From Jewish roots, synthesizing with Hellenism, we get the churches we've got in other words. They do span a wide spectrum but I don't think the perception Jews and Muslims may sincerely and reasonably have of all these Nazarenes being one big mess of crypto-polytheists do justice to the true subjective viewpoint of most of them.
And as someone who obviously enjoys speculations on these lines, I would love it if you proved me wrong with a vigorous counterexample, one that either you point to from real history or current practice, or one you dream up all by yourself!
Of course I realize that for believing people, this is playing with fire. If the God of my upbringing, the Trinity as presented by Roman Catholicism, were exactly as advertised, I am going to hell for apostasy, blasphemy, and fooling around with counterfactual mythologies to be purportedly taken seriously by some ATL people is a great compounding of these sins--indeed a clever person might lead an otherwise OK person into the gates of Hell by misleading them with a sufficiently sound alternate theology!

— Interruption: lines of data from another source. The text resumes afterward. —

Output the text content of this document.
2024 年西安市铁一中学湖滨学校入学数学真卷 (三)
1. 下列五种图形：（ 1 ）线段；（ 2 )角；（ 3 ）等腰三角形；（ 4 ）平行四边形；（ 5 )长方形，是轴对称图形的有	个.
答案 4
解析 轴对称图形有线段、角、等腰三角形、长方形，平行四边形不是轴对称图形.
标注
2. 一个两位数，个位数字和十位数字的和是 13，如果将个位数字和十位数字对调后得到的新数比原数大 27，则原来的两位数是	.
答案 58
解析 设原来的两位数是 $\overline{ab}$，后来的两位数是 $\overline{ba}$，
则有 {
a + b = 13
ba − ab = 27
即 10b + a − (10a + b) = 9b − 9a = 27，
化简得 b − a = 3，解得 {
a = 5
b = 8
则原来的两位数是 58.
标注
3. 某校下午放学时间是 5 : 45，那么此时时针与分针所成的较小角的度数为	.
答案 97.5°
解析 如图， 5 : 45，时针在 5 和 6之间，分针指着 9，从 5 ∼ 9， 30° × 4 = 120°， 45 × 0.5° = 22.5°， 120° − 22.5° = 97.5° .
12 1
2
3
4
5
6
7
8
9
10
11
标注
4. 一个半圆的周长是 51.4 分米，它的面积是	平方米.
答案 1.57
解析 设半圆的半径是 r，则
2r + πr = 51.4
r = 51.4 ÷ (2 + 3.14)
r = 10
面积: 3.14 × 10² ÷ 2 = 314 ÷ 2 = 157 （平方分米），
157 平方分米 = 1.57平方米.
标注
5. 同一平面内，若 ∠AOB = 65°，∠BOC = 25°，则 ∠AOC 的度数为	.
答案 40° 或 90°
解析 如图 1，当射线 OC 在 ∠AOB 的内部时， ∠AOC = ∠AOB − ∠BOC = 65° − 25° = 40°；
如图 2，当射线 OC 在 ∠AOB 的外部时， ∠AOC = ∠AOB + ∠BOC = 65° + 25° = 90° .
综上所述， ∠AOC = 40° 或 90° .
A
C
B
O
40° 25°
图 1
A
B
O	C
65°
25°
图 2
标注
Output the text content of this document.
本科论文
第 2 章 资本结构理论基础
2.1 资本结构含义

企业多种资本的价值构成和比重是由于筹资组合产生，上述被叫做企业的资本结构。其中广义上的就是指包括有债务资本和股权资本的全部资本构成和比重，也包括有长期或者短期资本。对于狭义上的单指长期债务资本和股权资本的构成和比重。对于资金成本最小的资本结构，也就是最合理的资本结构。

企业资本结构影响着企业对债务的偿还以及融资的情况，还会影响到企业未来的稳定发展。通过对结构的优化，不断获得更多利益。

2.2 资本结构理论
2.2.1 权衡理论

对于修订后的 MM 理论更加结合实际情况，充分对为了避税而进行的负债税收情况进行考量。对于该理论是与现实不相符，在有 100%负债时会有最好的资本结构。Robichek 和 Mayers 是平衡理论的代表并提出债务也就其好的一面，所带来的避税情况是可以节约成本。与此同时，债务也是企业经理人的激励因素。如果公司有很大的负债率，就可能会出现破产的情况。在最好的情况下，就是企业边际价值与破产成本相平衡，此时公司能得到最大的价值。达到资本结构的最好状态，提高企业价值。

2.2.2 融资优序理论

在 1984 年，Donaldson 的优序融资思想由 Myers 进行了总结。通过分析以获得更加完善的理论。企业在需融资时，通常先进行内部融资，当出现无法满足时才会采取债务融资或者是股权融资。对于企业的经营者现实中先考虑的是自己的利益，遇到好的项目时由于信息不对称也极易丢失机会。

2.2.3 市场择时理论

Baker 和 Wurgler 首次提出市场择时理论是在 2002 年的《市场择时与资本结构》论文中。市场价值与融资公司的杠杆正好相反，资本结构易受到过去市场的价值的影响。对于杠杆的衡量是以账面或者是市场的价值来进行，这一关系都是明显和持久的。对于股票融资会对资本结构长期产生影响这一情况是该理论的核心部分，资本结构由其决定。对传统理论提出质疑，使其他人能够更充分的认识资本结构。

But that is the risk anyone on this thread runs of course. To the believer, any sort of confused insanity is possible, more or less depending on plausibility, but there is one truth, and from such a point of view, it could not have been otherwise than in reality because one of the faiths people hold to in real life OTL is in fact the true one, and that could not be otherwise. How much in mortal peril others are in depends on their personal relationship with the true God I suppose, that's how I understood the Catholic message in post-Vatican II days (that council was going on when I was born, so my whole Catholic consciousness is post VII). A person raised in the wrong religion might be saved because their errors are not their fault, perhaps, depending on whether their lives took them closer to the truth, whether they opened their hearts to true wisdom, and in their fallible ways accepted, perhaps without knowing it by the right names, the grace of the true God.
But for me to set up a pulpit and say "let's pretend Aphrodite was actually some kind of angel!" is definitely culpable!